We find that the Attorney General has established that the applicant and the offender have a history of conflict that includes provoking each other. We base this conclusion on the statements of the applicant and Officer Horton of the Cleveland Police Department. While the evidence presented satisfies this panel that the applicant did not initiate the July 16, 1995 confrontation giving rise to this claim, we conclude that the applicant’s prior history of conflict with the offender, including that which resulted in the charge of aggravated menacing against the applicant, provides a basis for finding that the applicant was ready and willing to engage in conflict with the offender. Additionally, we find that the applicant’s actions toward the offender, which included knocking the offender to the ground and repeatedly striking the offender’s head against the sidewalk, extend beyond the bounds of reasonable self-defense under the circumstances. This conclusion is supported by the fact that the offender in this claim was granted an award of reparations in relation to the same incident now at issue.

For the foregoing reasons, this panel finds that the applicant engaged in contributory misconduct. However, we further find that the applicant’s contributory misconduct was not substantial, since he did not initiate confrontation. Therefore, we find that any award to which the applicant may be entitled shall reflect a twenty-five percent reduction pursuant to R.C. 2743.60(F).

The Attorney General’s investigation reveals that the applicant incurred allowable expense in the amount of $76.27 for services rendered by Cleveland E.M.S. Following a twenty-five percent reduction pursuant to R.C. 2743.60(F) and recoupment of the $7.50 filing fee pursuant to R.C. 2743.57(B), the applicant shall be granted an award of reparations in the amount of $49.70.

*171The Attorney General’s allowable expense exhibit indicates that the applicant’s remaining medical expenses should be submitted to Medicaid; however, the April 29,1996 investigation report from the Attorney General’s Office indicates that the applicant was eligible for Medicaid benefits only for the month of September 1995. It appears that the applicant was covered by Medicare at the time of the criminally injurious conduct. Accordingly, the applicant must submit the medical charges related to the criminally injurious conduct to the appropriate collateral source before reimbursement from this program will be considered. Should the applicant do so and still have unreimbursed allowable expense, the applicant would have the appropriate basis for filing a supplemental reparations application. Similarly, should the applicant obtain verifiable documentation in support of his claim for work loss, the applicant would also have the appropriate basis for filing a supplemental reparations application.

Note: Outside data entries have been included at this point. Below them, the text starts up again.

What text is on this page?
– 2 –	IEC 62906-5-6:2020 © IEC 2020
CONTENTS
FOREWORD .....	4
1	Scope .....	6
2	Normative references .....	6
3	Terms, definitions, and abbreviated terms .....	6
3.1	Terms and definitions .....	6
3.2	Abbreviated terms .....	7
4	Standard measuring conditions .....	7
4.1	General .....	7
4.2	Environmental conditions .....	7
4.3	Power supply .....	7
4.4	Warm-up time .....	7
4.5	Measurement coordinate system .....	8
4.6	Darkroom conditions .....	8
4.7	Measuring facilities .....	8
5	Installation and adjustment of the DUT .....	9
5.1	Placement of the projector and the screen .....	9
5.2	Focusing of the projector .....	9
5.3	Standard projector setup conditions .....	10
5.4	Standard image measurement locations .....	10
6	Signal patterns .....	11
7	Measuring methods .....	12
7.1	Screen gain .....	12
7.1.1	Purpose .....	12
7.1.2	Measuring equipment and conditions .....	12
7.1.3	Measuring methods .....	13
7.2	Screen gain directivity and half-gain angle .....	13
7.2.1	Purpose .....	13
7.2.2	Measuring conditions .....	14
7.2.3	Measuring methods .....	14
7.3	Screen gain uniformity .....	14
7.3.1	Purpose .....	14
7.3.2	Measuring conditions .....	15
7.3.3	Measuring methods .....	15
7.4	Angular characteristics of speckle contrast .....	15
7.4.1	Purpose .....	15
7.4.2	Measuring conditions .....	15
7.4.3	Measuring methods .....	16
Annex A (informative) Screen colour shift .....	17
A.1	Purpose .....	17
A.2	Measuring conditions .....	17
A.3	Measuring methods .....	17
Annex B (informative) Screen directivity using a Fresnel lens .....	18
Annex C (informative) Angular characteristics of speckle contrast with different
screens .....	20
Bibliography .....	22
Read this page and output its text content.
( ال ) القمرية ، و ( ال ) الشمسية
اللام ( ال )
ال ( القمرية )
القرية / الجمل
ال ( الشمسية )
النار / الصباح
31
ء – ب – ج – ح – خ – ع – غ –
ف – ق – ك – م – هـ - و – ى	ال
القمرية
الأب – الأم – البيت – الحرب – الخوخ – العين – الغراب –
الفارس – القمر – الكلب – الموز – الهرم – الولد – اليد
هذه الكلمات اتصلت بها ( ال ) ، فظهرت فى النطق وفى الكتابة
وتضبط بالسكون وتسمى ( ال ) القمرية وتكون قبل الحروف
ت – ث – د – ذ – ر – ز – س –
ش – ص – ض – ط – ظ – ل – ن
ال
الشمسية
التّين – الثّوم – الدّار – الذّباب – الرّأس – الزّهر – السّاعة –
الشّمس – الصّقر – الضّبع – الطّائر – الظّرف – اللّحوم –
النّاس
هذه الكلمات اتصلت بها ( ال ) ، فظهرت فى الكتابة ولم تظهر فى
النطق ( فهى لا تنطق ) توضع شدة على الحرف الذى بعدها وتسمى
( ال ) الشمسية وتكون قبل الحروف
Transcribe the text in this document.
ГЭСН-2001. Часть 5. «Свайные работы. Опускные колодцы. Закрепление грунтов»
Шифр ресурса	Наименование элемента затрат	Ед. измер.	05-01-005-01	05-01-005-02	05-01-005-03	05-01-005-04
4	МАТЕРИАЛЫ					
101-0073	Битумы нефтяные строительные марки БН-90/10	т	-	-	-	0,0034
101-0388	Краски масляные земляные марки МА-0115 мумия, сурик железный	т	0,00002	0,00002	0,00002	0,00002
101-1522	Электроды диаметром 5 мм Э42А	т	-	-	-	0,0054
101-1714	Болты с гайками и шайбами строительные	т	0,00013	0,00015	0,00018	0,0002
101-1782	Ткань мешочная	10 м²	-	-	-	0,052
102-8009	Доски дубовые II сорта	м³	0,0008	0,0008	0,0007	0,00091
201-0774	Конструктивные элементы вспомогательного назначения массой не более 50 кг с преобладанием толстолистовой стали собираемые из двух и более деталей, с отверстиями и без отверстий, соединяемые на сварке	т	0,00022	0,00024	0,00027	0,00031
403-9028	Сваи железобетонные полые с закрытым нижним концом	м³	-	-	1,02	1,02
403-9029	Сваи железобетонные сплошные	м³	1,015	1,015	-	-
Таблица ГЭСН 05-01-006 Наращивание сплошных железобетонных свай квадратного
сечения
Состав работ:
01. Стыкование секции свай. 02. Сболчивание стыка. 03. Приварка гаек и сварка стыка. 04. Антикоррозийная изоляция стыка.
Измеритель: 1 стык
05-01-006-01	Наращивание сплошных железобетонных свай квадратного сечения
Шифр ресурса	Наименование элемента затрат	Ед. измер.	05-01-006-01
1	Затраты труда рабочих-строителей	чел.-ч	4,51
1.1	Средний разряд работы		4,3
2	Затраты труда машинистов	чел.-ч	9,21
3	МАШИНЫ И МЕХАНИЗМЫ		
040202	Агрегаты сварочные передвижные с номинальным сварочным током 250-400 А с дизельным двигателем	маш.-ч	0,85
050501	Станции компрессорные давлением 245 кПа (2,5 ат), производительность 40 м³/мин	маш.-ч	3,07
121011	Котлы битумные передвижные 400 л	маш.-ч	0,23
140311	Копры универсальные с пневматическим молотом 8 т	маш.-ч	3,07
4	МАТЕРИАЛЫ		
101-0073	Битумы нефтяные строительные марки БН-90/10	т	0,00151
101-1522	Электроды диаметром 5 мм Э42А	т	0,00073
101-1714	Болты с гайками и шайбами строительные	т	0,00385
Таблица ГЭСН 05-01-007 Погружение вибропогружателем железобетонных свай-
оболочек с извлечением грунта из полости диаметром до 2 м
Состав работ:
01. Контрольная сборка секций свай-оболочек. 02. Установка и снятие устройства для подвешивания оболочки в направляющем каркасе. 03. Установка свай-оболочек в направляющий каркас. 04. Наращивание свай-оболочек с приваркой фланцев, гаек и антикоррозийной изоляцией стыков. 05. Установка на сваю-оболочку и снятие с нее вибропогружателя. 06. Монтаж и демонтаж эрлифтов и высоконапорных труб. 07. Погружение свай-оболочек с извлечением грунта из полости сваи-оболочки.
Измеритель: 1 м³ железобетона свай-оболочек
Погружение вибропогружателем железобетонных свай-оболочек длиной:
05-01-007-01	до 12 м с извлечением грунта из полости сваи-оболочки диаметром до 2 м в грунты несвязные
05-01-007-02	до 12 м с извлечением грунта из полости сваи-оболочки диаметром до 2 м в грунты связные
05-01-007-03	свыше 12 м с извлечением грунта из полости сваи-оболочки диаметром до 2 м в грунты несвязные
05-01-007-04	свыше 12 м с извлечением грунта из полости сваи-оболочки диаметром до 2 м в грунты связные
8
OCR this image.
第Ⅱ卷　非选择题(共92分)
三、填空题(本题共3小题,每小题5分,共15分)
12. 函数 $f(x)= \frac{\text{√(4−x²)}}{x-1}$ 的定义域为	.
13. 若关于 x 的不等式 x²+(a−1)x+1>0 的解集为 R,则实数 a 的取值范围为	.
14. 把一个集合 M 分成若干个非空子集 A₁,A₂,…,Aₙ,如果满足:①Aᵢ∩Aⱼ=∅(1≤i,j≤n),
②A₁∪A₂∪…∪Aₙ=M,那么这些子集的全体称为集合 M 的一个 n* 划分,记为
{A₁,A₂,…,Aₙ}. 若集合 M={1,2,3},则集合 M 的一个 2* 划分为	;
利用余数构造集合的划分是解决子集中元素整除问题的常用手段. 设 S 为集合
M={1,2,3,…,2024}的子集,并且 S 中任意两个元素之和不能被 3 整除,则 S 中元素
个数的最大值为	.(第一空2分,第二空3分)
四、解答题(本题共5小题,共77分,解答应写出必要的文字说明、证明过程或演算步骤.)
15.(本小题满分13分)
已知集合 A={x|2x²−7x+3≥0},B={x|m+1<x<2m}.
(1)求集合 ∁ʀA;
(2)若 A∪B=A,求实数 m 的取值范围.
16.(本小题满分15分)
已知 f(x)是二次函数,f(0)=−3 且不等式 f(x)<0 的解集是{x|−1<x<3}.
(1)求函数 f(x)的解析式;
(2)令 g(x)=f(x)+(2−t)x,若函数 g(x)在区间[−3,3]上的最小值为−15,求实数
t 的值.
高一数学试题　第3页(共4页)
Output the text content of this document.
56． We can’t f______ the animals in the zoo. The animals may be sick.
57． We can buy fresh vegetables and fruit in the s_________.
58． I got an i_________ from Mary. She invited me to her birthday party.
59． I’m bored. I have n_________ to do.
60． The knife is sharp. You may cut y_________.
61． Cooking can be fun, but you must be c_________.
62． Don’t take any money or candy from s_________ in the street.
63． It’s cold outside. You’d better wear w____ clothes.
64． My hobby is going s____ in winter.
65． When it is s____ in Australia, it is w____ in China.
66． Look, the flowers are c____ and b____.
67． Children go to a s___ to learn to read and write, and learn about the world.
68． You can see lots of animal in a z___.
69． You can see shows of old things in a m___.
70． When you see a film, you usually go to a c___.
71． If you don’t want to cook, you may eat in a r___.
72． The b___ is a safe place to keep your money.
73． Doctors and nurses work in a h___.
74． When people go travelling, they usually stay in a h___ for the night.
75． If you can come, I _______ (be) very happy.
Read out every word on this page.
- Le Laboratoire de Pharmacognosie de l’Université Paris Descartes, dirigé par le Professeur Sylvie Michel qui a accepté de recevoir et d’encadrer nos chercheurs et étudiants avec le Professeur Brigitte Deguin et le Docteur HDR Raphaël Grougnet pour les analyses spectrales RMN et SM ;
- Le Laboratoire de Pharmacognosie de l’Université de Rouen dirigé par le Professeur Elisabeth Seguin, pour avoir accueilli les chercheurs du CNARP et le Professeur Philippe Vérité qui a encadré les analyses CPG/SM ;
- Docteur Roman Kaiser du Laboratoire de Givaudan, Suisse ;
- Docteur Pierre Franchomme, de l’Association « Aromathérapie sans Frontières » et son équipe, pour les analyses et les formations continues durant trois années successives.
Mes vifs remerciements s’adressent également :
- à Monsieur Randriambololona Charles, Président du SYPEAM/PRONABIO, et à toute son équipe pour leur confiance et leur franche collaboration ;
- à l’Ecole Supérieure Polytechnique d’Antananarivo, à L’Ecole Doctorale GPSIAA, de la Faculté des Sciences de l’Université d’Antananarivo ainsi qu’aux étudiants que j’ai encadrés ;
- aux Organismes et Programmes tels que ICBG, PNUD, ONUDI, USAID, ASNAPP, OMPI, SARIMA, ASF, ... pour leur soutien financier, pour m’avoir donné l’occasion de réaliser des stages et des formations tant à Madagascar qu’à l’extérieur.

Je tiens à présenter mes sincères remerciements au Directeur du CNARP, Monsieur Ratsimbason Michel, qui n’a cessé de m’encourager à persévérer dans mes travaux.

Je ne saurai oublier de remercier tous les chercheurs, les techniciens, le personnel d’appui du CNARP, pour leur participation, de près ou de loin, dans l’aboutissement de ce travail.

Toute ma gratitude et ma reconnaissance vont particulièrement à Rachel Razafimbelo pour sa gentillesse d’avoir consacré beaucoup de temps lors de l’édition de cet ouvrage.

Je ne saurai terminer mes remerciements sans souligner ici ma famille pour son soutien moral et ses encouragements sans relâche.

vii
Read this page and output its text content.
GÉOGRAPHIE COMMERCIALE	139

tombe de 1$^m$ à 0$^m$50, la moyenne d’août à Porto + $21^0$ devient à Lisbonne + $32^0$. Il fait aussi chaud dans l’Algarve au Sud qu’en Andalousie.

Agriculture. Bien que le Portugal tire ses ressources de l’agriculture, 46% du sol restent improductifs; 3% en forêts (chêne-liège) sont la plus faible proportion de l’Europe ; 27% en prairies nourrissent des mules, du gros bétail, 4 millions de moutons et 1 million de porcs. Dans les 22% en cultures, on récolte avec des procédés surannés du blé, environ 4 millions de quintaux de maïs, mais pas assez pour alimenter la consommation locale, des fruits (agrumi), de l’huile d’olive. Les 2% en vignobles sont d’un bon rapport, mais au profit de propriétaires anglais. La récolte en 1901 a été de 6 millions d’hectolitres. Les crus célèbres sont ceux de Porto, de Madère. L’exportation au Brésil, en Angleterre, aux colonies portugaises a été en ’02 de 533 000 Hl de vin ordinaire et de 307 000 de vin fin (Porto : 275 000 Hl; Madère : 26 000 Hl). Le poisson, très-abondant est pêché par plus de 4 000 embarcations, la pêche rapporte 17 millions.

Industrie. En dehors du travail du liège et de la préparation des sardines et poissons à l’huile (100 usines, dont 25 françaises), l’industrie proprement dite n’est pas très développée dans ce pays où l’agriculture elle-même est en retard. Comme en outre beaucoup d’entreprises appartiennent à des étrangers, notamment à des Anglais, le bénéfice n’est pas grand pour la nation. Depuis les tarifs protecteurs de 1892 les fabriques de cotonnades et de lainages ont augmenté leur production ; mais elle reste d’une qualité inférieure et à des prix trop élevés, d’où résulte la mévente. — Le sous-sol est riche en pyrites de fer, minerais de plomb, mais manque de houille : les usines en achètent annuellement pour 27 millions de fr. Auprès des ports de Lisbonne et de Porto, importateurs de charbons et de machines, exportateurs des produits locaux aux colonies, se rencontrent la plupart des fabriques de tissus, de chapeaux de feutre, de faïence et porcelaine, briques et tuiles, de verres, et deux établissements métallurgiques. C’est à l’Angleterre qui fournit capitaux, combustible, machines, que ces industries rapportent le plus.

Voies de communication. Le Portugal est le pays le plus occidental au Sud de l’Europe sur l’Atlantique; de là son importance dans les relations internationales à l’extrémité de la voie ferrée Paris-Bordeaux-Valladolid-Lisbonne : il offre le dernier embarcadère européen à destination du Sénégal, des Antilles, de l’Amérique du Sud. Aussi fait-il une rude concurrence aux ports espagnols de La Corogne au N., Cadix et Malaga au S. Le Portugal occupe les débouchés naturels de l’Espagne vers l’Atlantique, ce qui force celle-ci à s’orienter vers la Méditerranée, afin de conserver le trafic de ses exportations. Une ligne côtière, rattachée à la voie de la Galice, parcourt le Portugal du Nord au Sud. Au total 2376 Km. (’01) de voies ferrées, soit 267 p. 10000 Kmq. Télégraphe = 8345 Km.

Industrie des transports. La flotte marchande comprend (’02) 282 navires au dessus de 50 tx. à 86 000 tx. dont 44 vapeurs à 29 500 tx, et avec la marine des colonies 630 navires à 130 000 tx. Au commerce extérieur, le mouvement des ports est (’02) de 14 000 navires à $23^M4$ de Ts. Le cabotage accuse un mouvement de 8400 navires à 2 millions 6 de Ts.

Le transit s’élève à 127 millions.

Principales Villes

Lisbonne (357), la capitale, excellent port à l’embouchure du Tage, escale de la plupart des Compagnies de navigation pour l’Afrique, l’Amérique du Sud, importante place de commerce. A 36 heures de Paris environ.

IT IS THEREFORE ORDERED THAT:

1. The January 31, 1997 order of the single commissioner is REVERSED;

2. Judgment is rendered against the state of Ohio and the Office of Budget and Management as its agency for payment of the award in the amount of $49.70;

3. The Clerk shall certify the judgment, in the amount of $49.70 to the Director of the Office of Budget and Management for payment to the applicant pursuant to R.C. 2743.191;

4. This award is expressly conditioned upon the subrogation provisions of R.C. 2743.72(A) through (E), which provide, among other things, that the applicant must repay an award to the state if benefits or advantages are received from any person or entity, including a collateral source, or if the Attorney General discovers and proves that the applicant was not actually eligible for an award of reparations, or the award should not have been made under the standards and criteria set forth in the Victims of Crime Act;

5. This order is entered without prejudice to the applicant’s right to file a supplemental reparations application pursuant to R.C. 2743.60(D) and 2743.68 if the applicant incurs economic loss not considered in this determination and not reimbursed from other persons, including collateral sources;

6. Any future awards granted in connection with this claim shall reflect a twenty-five percent reduction pursuant to R.C. 2743.60(F);

7. Costs assumed by the reparations fund.

Judgment accordingly.

Karl H. Schneider, James H. Hewitt III and Phillip E. Parisi, Commissioners, concur.